Cette dialyse à domicile dure 2h30. C’est moins long qu’une dialyse classique qui dure quatre heures à l’hôpital. Mais il faut répéter l’opération deux fois plus souvent. Cela dit, il y a aussi des avantages : selon France Dewée, infirmière, c’est moins lourd physiquement qu’une dialyse classique. " Une dialyse normale correspond à un marathon au niveau fatigue du corps."

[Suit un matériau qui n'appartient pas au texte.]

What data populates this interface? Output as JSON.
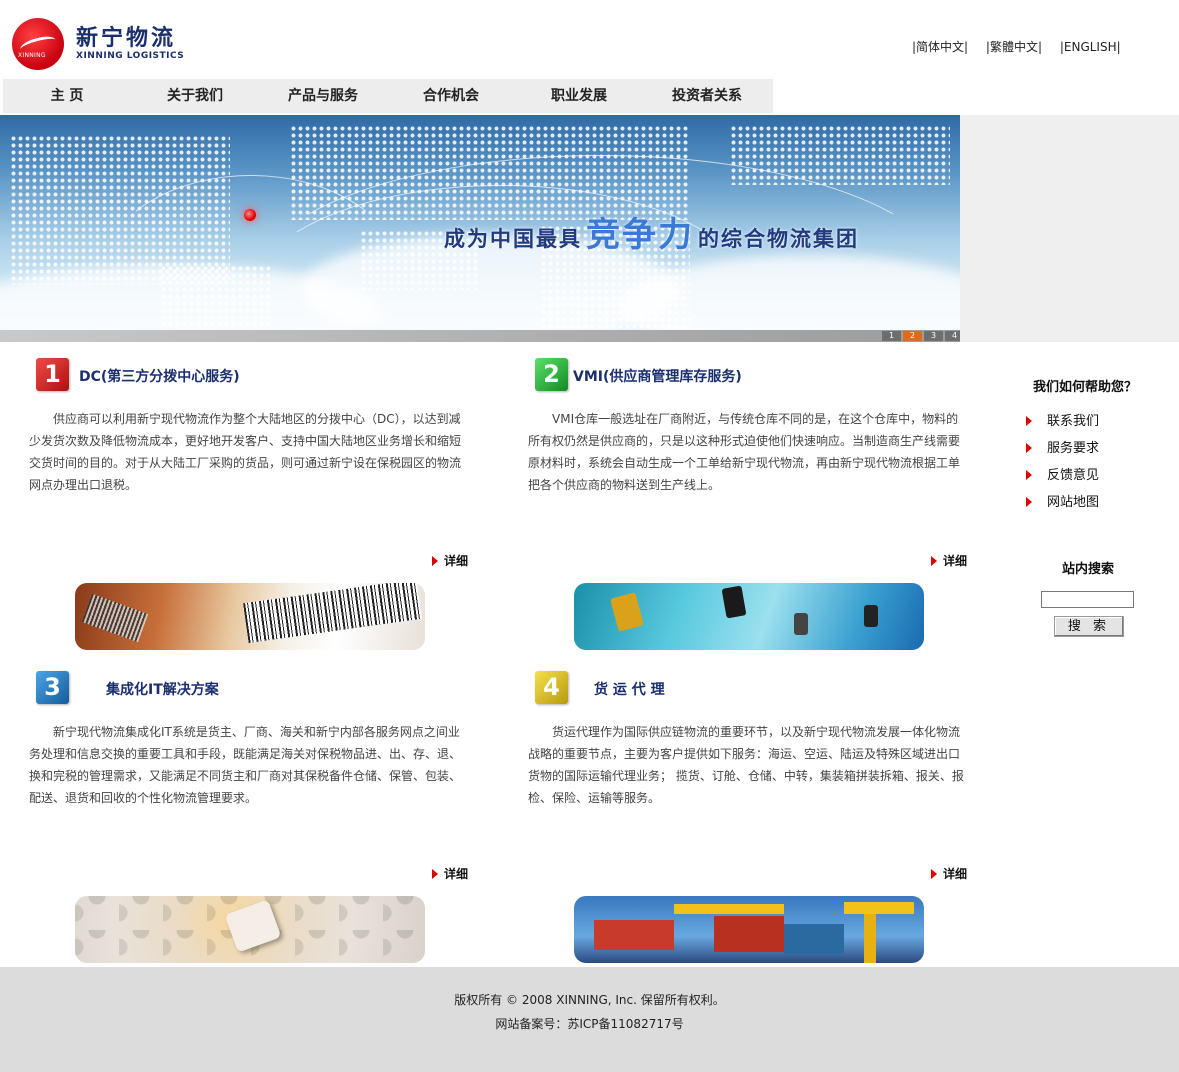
{
  "brand": {
    "name_cn": "新宁物流",
    "name_en": "XINNING LOGISTICS",
    "logo_text": "XINNING"
  },
  "languages": [
    "|简体中文|",
    "|繁體中文|",
    "|ENGLISH|"
  ],
  "nav": [
    "主 页",
    "关于我们",
    "产品与服务",
    "合作机会",
    "职业发展",
    "投资者关系"
  ],
  "banner": {
    "slogan_pre": "成为中国最具",
    "slogan_big": "竞争力",
    "slogan_post": "的综合物流集团",
    "pages": [
      "1",
      "2",
      "3",
      "4"
    ],
    "active_page": 2
  },
  "sections": [
    {
      "num": "1",
      "color": "#d9242a",
      "title": "DC(第三方分拨中心服务)",
      "body": "供应商可以利用新宁现代物流作为整个大陆地区的分拨中心（DC），以达到减少发货次数及降低物流成本，更好地开发客户、支持中国大陆地区业务增长和缩短交货时间的目的。对于从大陆工厂采购的货品，则可通过新宁设在保税园区的物流网点办理出口退税。",
      "more": "详细"
    },
    {
      "num": "2",
      "color": "#2fb640",
      "title": "VMI(供应商管理库存服务)",
      "body": "VMI仓库一般选址在厂商附近，与传统仓库不同的是，在这个仓库中，物料的所有权仍然是供应商的，只是以这种形式迫使他们快速响应。当制造商生产线需要原材料时，系统会自动生成一个工单给新宁现代物流，再由新宁现代物流根据工单把各个供应商的物料送到生产线上。",
      "more": "详细"
    },
    {
      "num": "3",
      "color": "#2a79c0",
      "title": "集成化IT解决方案",
      "body": "新宁现代物流集成化IT系统是货主、厂商、海关和新宁内部各服务网点之间业务处理和信息交换的重要工具和手段，既能满足海关对保税物品进、出、存、退、换和完税的管理需求，又能满足不同货主和厂商对其保税备件仓储、保管、包装、配送、退货和回收的个性化物流管理要求。",
      "more": "详细"
    },
    {
      "num": "4",
      "color": "#e2c21a",
      "title": "货 运 代 理",
      "body": "货运代理作为国际供应链物流的重要环节，以及新宁现代物流发展一体化物流战略的重要节点，主要为客户提供如下服务：海运、空运、陆运及特殊区域进出口货物的国际运输代理业务； 揽货、订舱、仓储、中转，集装箱拼装拆箱、报关、报检、保险、运输等服务。",
      "more": "详细"
    }
  ],
  "sidebar": {
    "help_title": "我们如何帮助您？",
    "help_items": [
      "联系我们",
      "服务要求",
      "反馈意见",
      "网站地图"
    ],
    "search_title": "站内搜索",
    "search_value": "",
    "search_button": "搜 索"
  },
  "footer": {
    "copyright": "版权所有 © 2008 XINNING, Inc. 保留所有权利。",
    "icp": "网站备案号：苏ICP备11082717号"
  }
}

Les résidents sont plus en forme et le centre Fedasil en profite aussi. Le directeur du centre n’a plus besoin de trouver un employé pour conduire les malades à l’hôpital : " On assurait souvent les transports nous-mêmes. On avait un collaborateur du centre qui pouvait le cas échéant accompagner les résidents jusqu’aux différentes implantations de l’ISPPC."

L’ISPPC, l’Intercommunale de Santé Publique de Charleroi trouve un avantage également puisque, pour faire des économies, les hôpitaux sont tenus de faire quatre dialyses sur dix à domicile. Tout le monde sort donc gagnant de cette opération. Et, en particulier, le patient qui, dialysé plus souvent, sera en meilleure santé.

Le centre Fedasil de Jumet pourrait accueillir à l’avenir plus de demandeurs d’asile en insuffisance rénale.